The 46th President of the United States comes into office with the weight of the nation on his shoulders—one currently in the middle of a storm of domestic problems, from an ongoing pandemic and a wobbly economy to significant social polarization. The world, however, won’t stop with a new administration. President Joe Biden won’t have much time to settle in. Indeed, his first 100 days in the Oval Office will be met with a large to-do list on foreign policy, much of which encompasses self-inflicted problems and unfinished business left over from the previous administration.
1. Extend New START: U.S.-Russia relations are experiencing a death spiral of sorts, where bilateral arms control regimes are shredded apart and the U.S. and Russian militaries are intercepting one another’s combat aircraft so often that it could almost be considered normal. The pragmatism former President Donald Trump talked about instilling into the U.S.-Russia relationship was largely limited to pleasant words at the leadership level; the actual Washington-consensus on how to approach Russia hasn’t changed.
Arms control, however, is one area of commonality the world’s two largest nuclear weapons powers can address together. The United States and Russia both have a national interest in ensuring there are some rules and iron-clad, verifiable agreements that preserve strategic stability and open communication, if for no other reason than to minimize the prospects of an inadvertent crisis. New START is the only remaining bilateral U.S.-Russia arms control accord on the books today. It expires on February 5. Extending it as Presidents Biden and Vladimir Putin have called for is a no-brainer that would not only prevent the bilateral relationship from falling off the cliff, but provide U.S. and Russian negotiators with the time needed to launch more comprehensive negotiations.
2. Deescalate with Iran: Iran is a mid-tier Middle Eastern power with an economy the size of Michigan’s. But throughout the Trump administration, you could be forgiven for thinking it was the twenty-first-century equivalent of the Soviet Union. U.S. B-52 bombers have been dispatched to the Persian Gulf on four separate occasions over the previous two months. The USS Nimitz’s stay in the Middle East was extended in early January in what the Trump administration said was a necessary action to deter Iran. Over time, these extended deployments and military exercises wear down equipment, shorten maintenance time, strain the joint force, and increase the very tension the U.S. seeks to eliminate.

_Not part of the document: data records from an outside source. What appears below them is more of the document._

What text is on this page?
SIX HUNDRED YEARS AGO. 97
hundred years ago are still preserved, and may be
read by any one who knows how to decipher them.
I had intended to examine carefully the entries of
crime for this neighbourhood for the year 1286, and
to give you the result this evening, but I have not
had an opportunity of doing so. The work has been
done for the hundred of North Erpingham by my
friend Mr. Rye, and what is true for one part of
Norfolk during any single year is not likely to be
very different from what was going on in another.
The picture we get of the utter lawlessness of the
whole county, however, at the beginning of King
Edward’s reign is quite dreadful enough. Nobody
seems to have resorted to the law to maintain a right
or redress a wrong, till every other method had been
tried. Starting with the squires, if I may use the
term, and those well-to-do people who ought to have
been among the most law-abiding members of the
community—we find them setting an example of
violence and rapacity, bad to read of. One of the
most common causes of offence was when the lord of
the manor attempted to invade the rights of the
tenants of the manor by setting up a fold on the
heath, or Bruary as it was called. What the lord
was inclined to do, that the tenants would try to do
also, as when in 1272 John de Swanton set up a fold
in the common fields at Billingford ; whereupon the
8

Then there is the maximum pressure strategy on Iran, which over the last three years has failed to meet even a single U.S. policy objective. Biden’s presumptive secretary of state, Antony Blinken, stated in his confirmation hearing that the Biden administration will seek to deescalate relations with Tehran through diplomacy. This is the right course of action, but the strategy can only occur if maximum pressure is left in the dustbin of history.
3. Get out of Yemen: The U.N. has ranked Yemen the world’s worst humanitarian catastrophe. The Arab world’s poorest country is in the sixth year of a brutal conflict in which all of the combatants—the Houthis, the Yemeni government, separatist forces in the south, and the Saudi-led coalition—have been accused of war crimes. There are no good guys in this conflict. And yet the United States remains wedded to the war, continuing to provide Saudi Arabia with the diplomatic back-up, military support, and weapons sales that are so essential to waging it.
This support needs to stop—and it needs to stop immediately. Biden should do what he promised to do on the campaign trail by cutting off all U.S. links to this war, rescinding the Houthi terrorist designation in order to ensure humanitarian assistance isn’t needlessly obstructed, and sending Riyadh and the other Gulf states a clear signal that U.S. interests—and U.S. interests alone—will determine U.S. foreign policy.
4. Keep to the withdrawal schedule in Afghanistan: President Biden will be feel significant pressure in his first 100 days to either slow down the U.S. military withdrawal from Afghanistan or approach the Taliban to renegotiate certain aspects of the February 2020 Doha agreement. Yet both options will almost certainly be rejected by the Taliban, and any unilateral U.S. decision to keep U.S. troops in Afghanistan past the May 1 withdrawal date runs the high risk of nullifying the entire agreement, destroying a fleeting intra-Afghan peace process, and putting targets on the backs of U.S. troops. The U.S. military is not responsible for bringing peace to Afghanistan. As Biden himself said nearly a year ago, “the idea of us…[using] our armed forces to solve every single internal problem that exists throughout the world is not within our capacity.”
5. Keep restraint in your mind: There could come a time in Biden’s first 100 days when something, somewhere in the world goes horribly wrong. It could be a new civil war, a long-range North Korean missile test, or an accidental clash in the South China Sea. The tendency in Washington in the event of a crisis is to respond quickly and aggressively. What Biden and his national security team should do instead is debate honestly and forthrightly what direct U.S. security interests are at stake, whether the U.S really possesses the capacity to solve the dispute at hand, and what the unintended costs and consequences of U.S. action would be.
We should all wish President Joe Biden well in what is a difficult and frustrating position on the best of days. Correcting our previous mistakes would go a long way in helping Biden navigate the job.
Daniel R. DePetris is a fellow at Defense Priorities and a columnist at Newsweek.